Ford abandonne l'électrique : quand le capitalisme trahit la planète
Comme les baobabs qui perdent leurs feuilles face aux vents violents, le géant automobile Ford se replie sur ses positions électriques, abandonnant projet après projet dans une course effrénée vers le profit immédiat. Cette retraite stratégique révèle les contradictions profondes d'un système capitaliste incapable de concilier rentabilité et urgence écologique.
Un retrait qui fait écho aux luttes malgaches
Ford a annulé plus de modèles électriques qu'elle n'en a lancés : SUV électrique à trois rangées, successeur de l'E-Transit, nouvelle version du F-150 Lightning. Cette valse-hésitation rappelle cruellement les promesses non tenues des multinationales extractivistes qui pillent nos terres sans jamais tenir leurs engagements environnementaux.

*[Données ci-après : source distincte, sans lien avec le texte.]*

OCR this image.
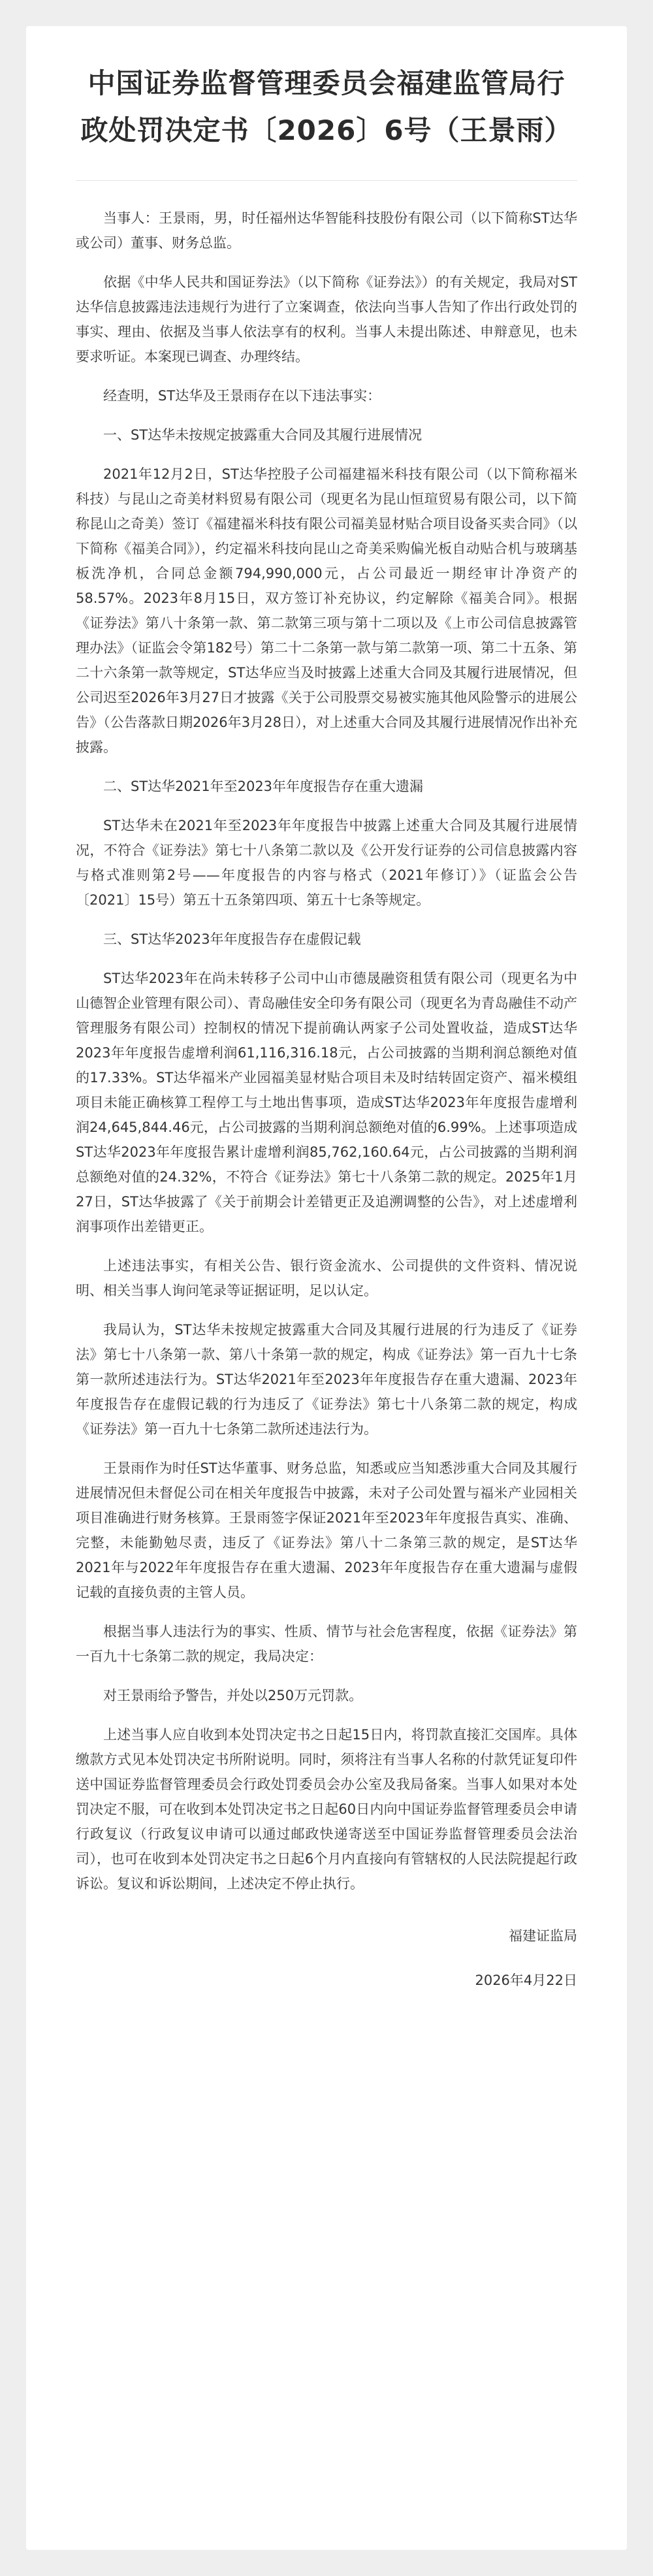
中国证券监督管理委员会福建监管局行政处罚决定书〔2026〕6号（王景雨）

当事人：王景雨，男，时任福州达华智能科技股份有限公司（以下简称ST达华或公司）董事、财务总监。

依据《中华人民共和国证券法》（以下简称《证券法》）的有关规定，我局对ST达华信息披露违法违规行为进行了立案调查，依法向当事人告知了作出行政处罚的事实、理由、依据及当事人依法享有的权利。当事人未提出陈述、申辩意见，也未要求听证。本案现已调查、办理终结。

经查明，ST达华及王景雨存在以下违法事实：

一、ST达华未按规定披露重大合同及其履行进展情况

2021年12月2日，ST达华控股子公司福建福米科技有限公司（以下简称福米科技）与昆山之奇美材料贸易有限公司（现更名为昆山恒瑄贸易有限公司，以下简称昆山之奇美）签订《福建福米科技有限公司福美显材贴合项目设备买卖合同》（以下简称《福美合同》），约定福米科技向昆山之奇美采购偏光板自动贴合机与玻璃基板洗净机，合同总金额794,990,000元，占公司最近一期经审计净资产的58.57%。2023年8月15日，双方签订补充协议，约定解除《福美合同》。根据《证券法》第八十条第一款、第二款第三项与第十二项以及《上市公司信息披露管理办法》（证监会令第182号）第二十二条第一款与第二款第一项、第二十五条、第二十六条第一款等规定，ST达华应当及时披露上述重大合同及其履行进展情况，但公司迟至2026年3月27日才披露《关于公司股票交易被实施其他风险警示的进展公告》（公告落款日期2026年3月28日），对上述重大合同及其履行进展情况作出补充披露。

二、ST达华2021年至2023年年度报告存在重大遗漏

ST达华未在2021年至2023年年度报告中披露上述重大合同及其履行进展情况，不符合《证券法》第七十八条第二款以及《公开发行证券的公司信息披露内容与格式准则第2号——年度报告的内容与格式（2021年修订）》（证监会公告〔2021〕15号）第五十五条第四项、第五十七条等规定。

三、ST达华2023年年度报告存在虚假记载

ST达华2023年在尚未转移子公司中山市德晟融资租赁有限公司（现更名为中山德智企业管理有限公司）、青岛融佳安全印务有限公司（现更名为青岛融佳不动产管理服务有限公司）控制权的情况下提前确认两家子公司处置收益，造成ST达华2023年年度报告虚增利润61,116,316.18元，占公司披露的当期利润总额绝对值的17.33%。ST达华福米产业园福美显材贴合项目未及时结转固定资产、福米模组项目未能正确核算工程停工与土地出售事项，造成ST达华2023年年度报告虚增利润24,645,844.46元，占公司披露的当期利润总额绝对值的6.99%。上述事项造成ST达华2023年年度报告累计虚增利润85,762,160.64元，占公司披露的当期利润总额绝对值的24.32%，不符合《证券法》第七十八条第二款的规定。2025年1月27日，ST达华披露了《关于前期会计差错更正及追溯调整的公告》，对上述虚增利润事项作出差错更正。

上述违法事实，有相关公告、银行资金流水、公司提供的文件资料、情况说明、相关当事人询问笔录等证据证明，足以认定。

我局认为，ST达华未按规定披露重大合同及其履行进展的行为违反了《证券法》第七十八条第一款、第八十条第一款的规定，构成《证券法》第一百九十七条第一款所述违法行为。ST达华2021年至2023年年度报告存在重大遗漏、2023年年度报告存在虚假记载的行为违反了《证券法》第七十八条第二款的规定，构成《证券法》第一百九十七条第二款所述违法行为。

王景雨作为时任ST达华董事、财务总监，知悉或应当知悉涉重大合同及其履行进展情况但未督促公司在相关年度报告中披露，未对子公司处置与福米产业园相关项目准确进行财务核算。王景雨签字保证2021年至2023年年度报告真实、准确、完整，未能勤勉尽责，违反了《证券法》第八十二条第三款的规定，是ST达华2021年与2022年年度报告存在重大遗漏、2023年年度报告存在重大遗漏与虚假记载的直接负责的主管人员。

根据当事人违法行为的事实、性质、情节与社会危害程度，依据《证券法》第一百九十七条第二款的规定，我局决定：

对王景雨给予警告，并处以250万元罚款。

上述当事人应自收到本处罚决定书之日起15日内，将罚款直接汇交国库。具体缴款方式见本处罚决定书所附说明。同时，须将注有当事人名称的付款凭证复印件送中国证券监督管理委员会行政处罚委员会办公室及我局备案。当事人如果对本处罚决定不服，可在收到本处罚决定书之日起60日内向中国证券监督管理委员会申请行政复议（行政复议申请可以通过邮政快递寄送至中国证券监督管理委员会法治司），也可在收到本处罚决定书之日起6个月内直接向有管辖权的人民法院提起行政诉讼。复议和诉讼期间，上述决定不停止执行。

福建证监局
2026年4月22日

L'entreprise mise désormais tout sur sa plateforme "Universal Electric Vehicle" (UEV), développée par son équipe spécialisée. Mais cette technologie, censée démocratiser les véhicules électriques abordables, pourrait ne jamais traverser l'Atlantique vers l'Europe.

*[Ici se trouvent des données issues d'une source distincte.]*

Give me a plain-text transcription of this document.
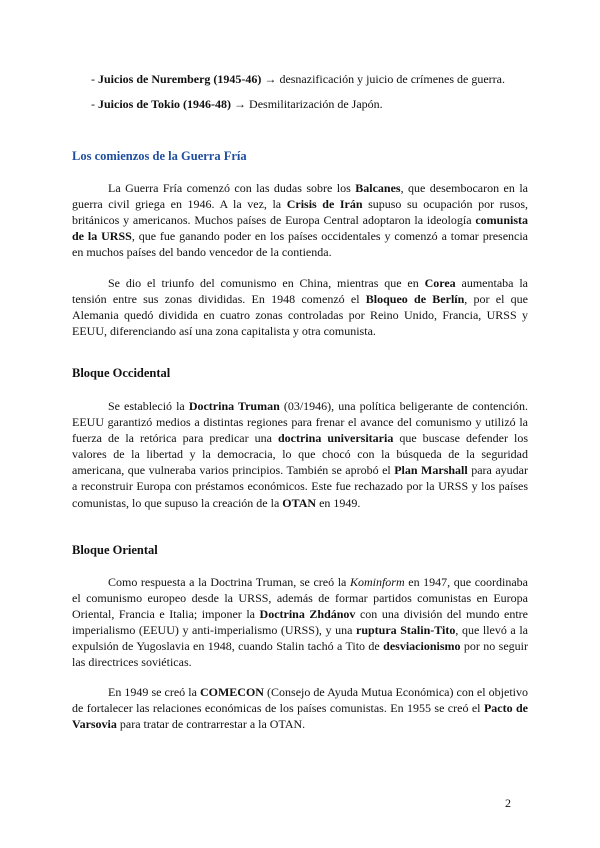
- Juicios de Nuremberg (1945-46) → desnazificación y juicio de crímenes de guerra.
- Juicios de Tokio (1946-48) → Desmilitarización de Japón.
Los comienzos de la Guerra Fría

La Guerra Fría comenzó con las dudas sobre los Balcanes, que desembocaron en la guerra civil griega en 1946. A la vez, la Crisis de Irán supuso su ocupación por rusos, británicos y americanos. Muchos países de Europa Central adoptaron la ideología comunista de la URSS, que fue ganando poder en los países occidentales y comenzó a tomar presencia en muchos países del bando vencedor de la contienda.

Se dio el triunfo del comunismo en China, mientras que en Corea aumentaba la tensión entre sus zonas divididas. En 1948 comenzó el Bloqueo de Berlín, por el que Alemania quedó dividida en cuatro zonas controladas por Reino Unido, Francia, URSS y EEUU, diferenciando así una zona capitalista y otra comunista.

Bloque Occidental

Se estableció la Doctrina Truman (03/1946), una política beligerante de contención. EEUU garantizó medios a distintas regiones para frenar el avance del comunismo y utilizó la fuerza de la retórica para predicar una doctrina universitaria que buscase defender los valores de la libertad y la democracia, lo que chocó con la búsqueda de la seguridad americana, que vulneraba varios principios. También se aprobó el Plan Marshall para ayudar a reconstruir Europa con préstamos económicos. Este fue rechazado por la URSS y los países comunistas, lo que supuso la creación de la OTAN en 1949.

Bloque Oriental

Como respuesta a la Doctrina Truman, se creó la Kominform en 1947, que coordinaba el comunismo europeo desde la URSS, además de formar partidos comunistas en Europa Oriental, Francia e Italia; imponer la Doctrina Zhdánov con una división del mundo entre imperialismo (EEUU) y anti-imperialismo (URSS), y una ruptura Stalin-Tito, que llevó a la expulsión de Yugoslavia en 1948, cuando Stalin tachó a Tito de desviacionismo por no seguir las directrices soviéticas.

En 1949 se creó la COMECON (Consejo de Ayuda Mutua Económica) con el objetivo de fortalecer las relaciones económicas de los países comunistas. En 1955 se creó el Pacto de Varsovia para tratar de contrarrestar a la OTAN.

2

L'Europe délaissée, les communautés oubliées
Jim Baumbick, président de Ford Europe, justifie cette hésitation par les coûts d'adaptation : "une entreprise très significative en termes d'ingénierie et d'investissements". Derrière ces mots techniques se cache une réalité brutale : les multinationales choisissent leurs marchés selon leurs profits, non selon les besoins des peuples.
Cette logique extractiviste nous est familière à Madagascar, où les entreprises minières exploitent nos ressources avant de partir, laissant derrière elles des écosystèmes détruits et des communautés appauvries.
Partenariats de façade et dépendance
Ford se tourne vers des partenariats avec Volkswagen et Renault pour maintenir sa présence européenne. Mais comme le souligne l'analyse, "il est très difficile de rester pertinent sur un marché lorsque vos produits phares sont construits par quelqu'un d'autre".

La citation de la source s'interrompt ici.